Panorama

Schockierender Fall im Raum Freiburg

Neun Jahre alt, missbraucht, zum Kauf angeboten

Eine Mutter und ihr Partner sollen einen Jungen für Vergewaltigungen verkauft haben. Weil der Mann vorbestraft war, nahm das Jugendamt den Neunjährigen in Obhut - doch das Familiengericht schickte ihn zurück.

DPA

Streifenwagen der Freiburger Polizei

Von
Freitag, 12.01.2018   19:55 Uhr

Über Jahre hinweg wurde ein Junge aus Baden-Württemberg schwer sexuell missbraucht - laut Polizei von seiner Mutter und ihrem einschlägig vorbestraften Lebensgefährten. Das Paar soll, so die Freiburger Ermittler, den heute Neunjährigen zusätzlich über das Internet für Vergewaltigungen an mehrere Männer verkauft haben. Fünf dieser mutmaßlichen Käufer sitzen in Untersuchungshaft.
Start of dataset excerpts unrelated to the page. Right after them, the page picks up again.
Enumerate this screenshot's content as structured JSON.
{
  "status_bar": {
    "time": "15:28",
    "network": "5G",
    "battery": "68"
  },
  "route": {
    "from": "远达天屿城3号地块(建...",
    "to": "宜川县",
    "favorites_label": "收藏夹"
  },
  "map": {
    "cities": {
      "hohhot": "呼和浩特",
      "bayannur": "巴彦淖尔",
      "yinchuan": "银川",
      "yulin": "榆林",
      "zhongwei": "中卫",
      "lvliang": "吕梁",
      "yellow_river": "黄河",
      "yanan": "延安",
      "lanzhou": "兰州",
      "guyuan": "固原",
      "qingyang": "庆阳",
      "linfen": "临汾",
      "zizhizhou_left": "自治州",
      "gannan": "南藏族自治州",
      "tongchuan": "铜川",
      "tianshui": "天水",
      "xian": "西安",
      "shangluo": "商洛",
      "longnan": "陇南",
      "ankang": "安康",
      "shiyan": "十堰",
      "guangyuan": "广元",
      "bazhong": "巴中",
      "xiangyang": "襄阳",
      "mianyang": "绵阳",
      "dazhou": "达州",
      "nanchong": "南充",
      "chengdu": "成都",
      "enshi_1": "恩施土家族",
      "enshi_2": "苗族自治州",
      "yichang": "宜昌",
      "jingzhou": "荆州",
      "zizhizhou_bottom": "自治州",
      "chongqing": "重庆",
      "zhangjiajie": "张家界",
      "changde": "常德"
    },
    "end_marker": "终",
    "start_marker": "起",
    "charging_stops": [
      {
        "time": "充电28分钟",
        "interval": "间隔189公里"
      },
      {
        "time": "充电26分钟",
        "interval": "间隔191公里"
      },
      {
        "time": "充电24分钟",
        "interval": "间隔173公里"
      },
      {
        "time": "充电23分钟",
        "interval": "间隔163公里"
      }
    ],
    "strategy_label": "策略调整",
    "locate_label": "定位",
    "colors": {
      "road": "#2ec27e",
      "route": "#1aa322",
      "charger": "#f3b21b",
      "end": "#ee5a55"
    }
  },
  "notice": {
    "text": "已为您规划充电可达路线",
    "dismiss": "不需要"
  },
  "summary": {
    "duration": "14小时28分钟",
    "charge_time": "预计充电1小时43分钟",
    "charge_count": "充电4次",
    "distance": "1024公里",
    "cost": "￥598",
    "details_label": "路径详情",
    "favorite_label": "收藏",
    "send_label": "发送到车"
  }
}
Der Fall hat eine Dimension, die selbst erfahrene Ermittler in Deutschland noch nicht kannten. "Es ist für uns der erste Fall, bei dem in großem Umfang in Deutschland Geld für sexuellen Missbrauch von Kindern gezahlt worden sein soll", sagt Georg Ungefuk, Sprecher der Zentralstelle für die Bekämpfung der Internetkriminalität (ZIT). Diese Einheit der Generalstaatsanwaltschaft Frankfurt ermittelt Fälle von Kinderpornografie, hier ging der erste Hinweis auf das Paar aus dem Raum Freiburg ein.

Wie eine Ware sollen die 47-Jährige und ihr zehn Jahre jüngerer Freund den Jungen angepriesen haben. Laut Ermittlern kassierten sie von den Männern mehrere tausend Euro für die Vergewaltigungen. Das arbeitslose Paar habe an dem Missbrauch verdienen wollen, sagt ein Sprecher der Freiburger Staatsanwaltschaft.

Gericht schickte Jungen zurück in die Familie

Diese Art von organisiertem Kindesmissbrauch kannten Ungefuk und seine Kollegen bislang nur von Tätern, die aus Deutschland nach Südostasien reisten, um dort Kinder zu missbrauchen.

Doch die laut Polizei "diversen Vergewaltigungen in vielen Fällen" ereigneten sich nun an verschiedenen Tatorten in Südbaden, im Freien, in Wohnungen. Unter den Tatverdächtigen sind Männer, die über Hunderte Kilometer anreisten, teilweise aus dem Ausland. Sie hatten laut Ermittlern über das Internet und das anonyme Darknet Kontakt zu dem Paar. "Die Szene ist sehr schwierig zu fassen, sie agiert im Verborgenen", konstatiert Ungefuk.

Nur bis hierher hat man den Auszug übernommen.